Tout compte fait, le seul comportement susceptible de ne pas attiser la colère du militaire se résumait peut-être à cesser de respirer...
L'officier poursuivit son travail avec application, guidant le chauffeur du mieux qu'il pouvait et en tentant lui aussi de garder son sang-froid.
Parce que la véritable raison de la colère de son supérieur résidait dans la mauvaise foi du conducteur de bus. Arrivé en retard, le passager refusait de se soumettre aux directives et faisait perdre un temps fou à tout le monde.
Pendant que le jeune homme faisait sortir le chauffeur récalcitrant, Dio poursuivait ses manœuvres afin de préparer les autres véhicules à sortir après lui.
Dio était d'un naturel joyeux et serein. Optimiste endurci, il pouvait sourire dans n'importe quelle situation et semblait prendre les choses avec légèreté. Pourtant, Vincenzo le savait, c'était bien mal connaître son camarade de penser cela. Il ne connaissait pas d'officier plus sérieux que lui.
Une onde de colère le déconcentra un court instant. L'officier Lombardi, vieux loup de mer à la silhouette trapue et au visage rondouillard, tentait vainement de contenir ses émotions.
Malgré tous ses efforts, le rouge lui montait aux joues et ses cheveux blancs n'aidaient pas à le cacher. La scène n'échappait pas aux touristes et transporteurs qui attendaient en première ligne que leur ferry puisse accueillir leur véhicule.

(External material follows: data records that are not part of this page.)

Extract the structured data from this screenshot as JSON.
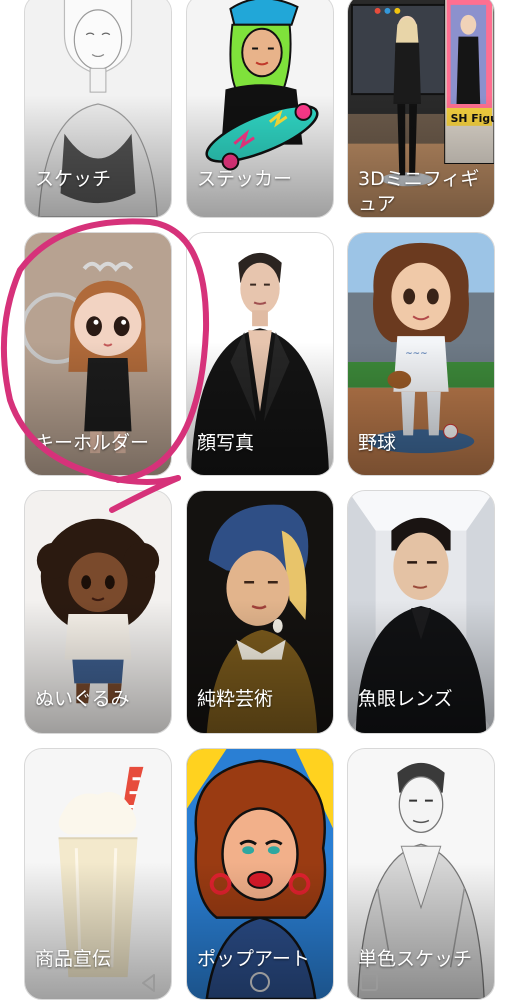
{
  "cards": [
    {
      "label": "スケッチ",
      "icon": "sketch-portrait-image"
    },
    {
      "label": "ステッカー",
      "icon": "sticker-skateboard-image"
    },
    {
      "label": "3Dミニフィギュア",
      "icon": "3d-figure-image"
    },
    {
      "label": "キーホルダー",
      "icon": "keychain-doll-image"
    },
    {
      "label": "顔写真",
      "icon": "headshot-image"
    },
    {
      "label": "野球",
      "icon": "baseball-bobblehead-image"
    },
    {
      "label": "ぬいぐるみ",
      "icon": "plush-doll-image"
    },
    {
      "label": "純粋芸術",
      "icon": "fine-art-painting-image"
    },
    {
      "label": "魚眼レンズ",
      "icon": "fisheye-portrait-image"
    },
    {
      "label": "商品宣伝",
      "icon": "milkshake-product-image"
    },
    {
      "label": "ポップアート",
      "icon": "pop-art-image"
    },
    {
      "label": "単色スケッチ",
      "icon": "monochrome-sketch-image"
    }
  ],
  "figure_box": {
    "brand": "SH Figuarts"
  },
  "annotation": {
    "color": "#d6327a"
  },
  "navbar": {
    "back": "back-icon",
    "home": "home-icon",
    "recents": "recents-icon"
  }
}
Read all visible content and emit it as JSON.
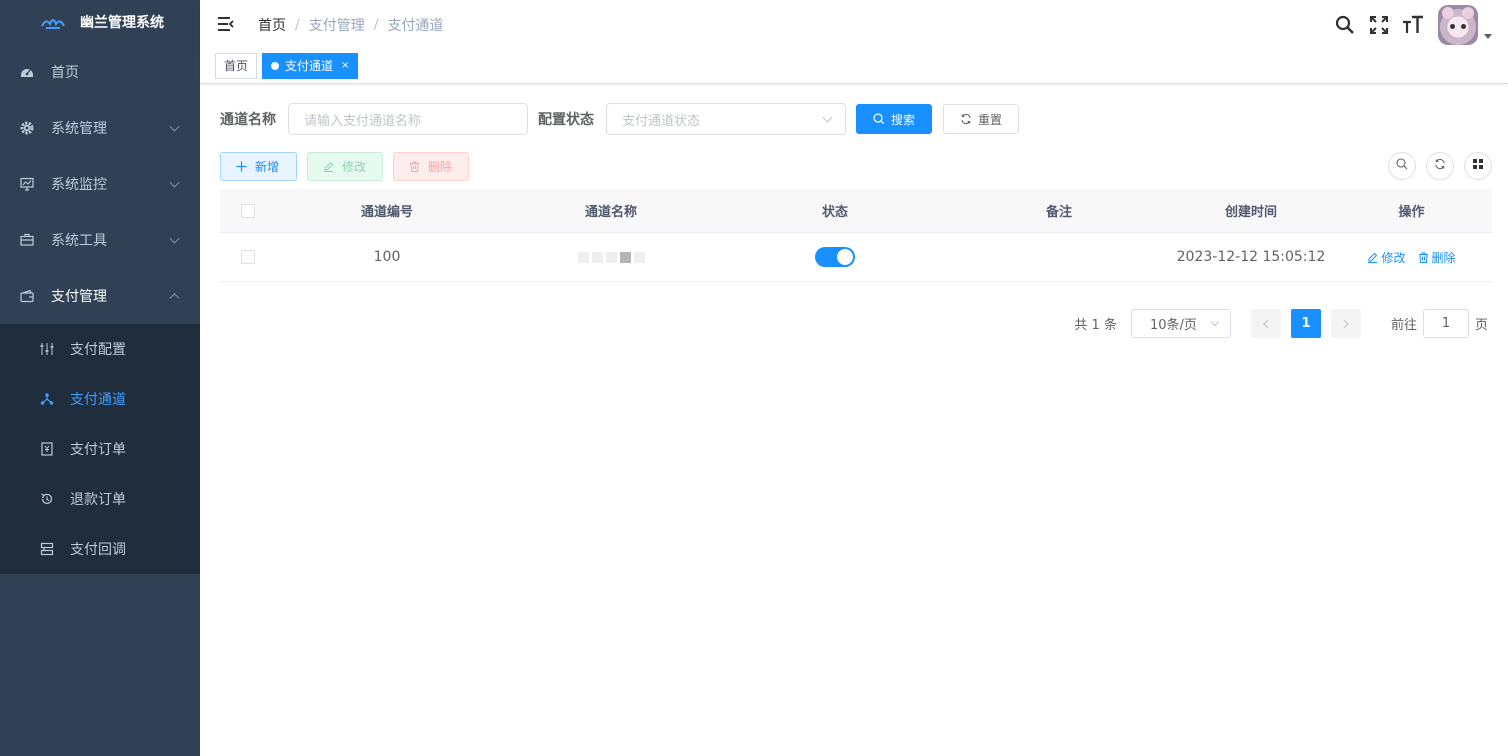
{
  "app": {
    "title": "幽兰管理系统"
  },
  "sidebar": {
    "items": [
      {
        "label": "首页",
        "icon": "dashboard-icon"
      },
      {
        "label": "系统管理",
        "icon": "gear-icon"
      },
      {
        "label": "系统监控",
        "icon": "monitor-icon"
      },
      {
        "label": "系统工具",
        "icon": "toolbox-icon"
      },
      {
        "label": "支付管理",
        "icon": "wallet-icon"
      }
    ],
    "submenu": [
      {
        "label": "支付配置",
        "icon": "sliders-icon"
      },
      {
        "label": "支付通道",
        "icon": "nodes-icon",
        "active": true
      },
      {
        "label": "支付订单",
        "icon": "order-icon"
      },
      {
        "label": "退款订单",
        "icon": "refund-icon"
      },
      {
        "label": "支付回调",
        "icon": "callback-icon"
      }
    ]
  },
  "breadcrumb": [
    "首页",
    "支付管理",
    "支付通道"
  ],
  "breadcrumb_sep": "/",
  "tags": {
    "home": "首页",
    "active": "支付通道",
    "close": "×"
  },
  "search": {
    "name_label": "通道名称",
    "name_placeholder": "请输入支付通道名称",
    "status_label": "配置状态",
    "status_placeholder": "支付通道状态",
    "search_btn": "搜索",
    "reset_btn": "重置"
  },
  "toolbar": {
    "add": "新增",
    "edit": "修改",
    "delete": "删除"
  },
  "table": {
    "headers": [
      "通道编号",
      "通道名称",
      "状态",
      "备注",
      "创建时间",
      "操作"
    ],
    "rows": [
      {
        "id": "100",
        "remark": "",
        "created": "2023-12-12 15:05:12",
        "status_on": true,
        "edit": "修改",
        "delete": "删除"
      }
    ]
  },
  "pagination": {
    "total": "共 1 条",
    "page_size": "10条/页",
    "current": "1",
    "goto_label": "前往",
    "goto_value": "1",
    "goto_unit": "页"
  },
  "colors": {
    "primary": "#1890ff",
    "sidebar": "#304156",
    "submenu": "#1f2d3d"
  }
}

Vincenzo se secoua et fit un effort pour réprimer ses sens. Il était parvenu à la cacher jusque-là, sa nature d'En-pathi.
Ses parents estimaient que sa décision d'entrer dans l'armée était du pur suicide, qu'il ne tarderait pas à être découvert en allant là-bas. Ils mourraient de peur pour lui, mais Vincenzo n'en avait pas démordu. Il rêvait d'intégrer l'armée, quelqu'en soit le prix. Et il y était parvenu. Personne ne se doutait de ses capacités qui le rendaient hors norme, inadapté. Il cachait ses pouvoirs et se faisait discret au possible.
Devoir jouer ce double jeu l'épuisant aussi bien physiquement que moralement et c'était un effort qui n'appelait à aucune reconnaissance. Pourtant, il tenait bon et n'aurait cédé sa place pour rien au monde.
- Ah, c'est pas trop tôt ! Conti ! Accélérez le mouvement !
La voix de Lombardi l'extirpa des ses pensées. Ce fut dans un soulagement général que tout l'équipage chargé du débarquement vit s'éloigner le bus et son chauffeur récalcitrant.
La sortie du reste des passagers fut fluide et plutôt rapide.
Sans perdre une minute, aussitôt la dernière voiture extirpée, Vincenzo et ses collègues organisèrent l'embarquement des passagers suivants.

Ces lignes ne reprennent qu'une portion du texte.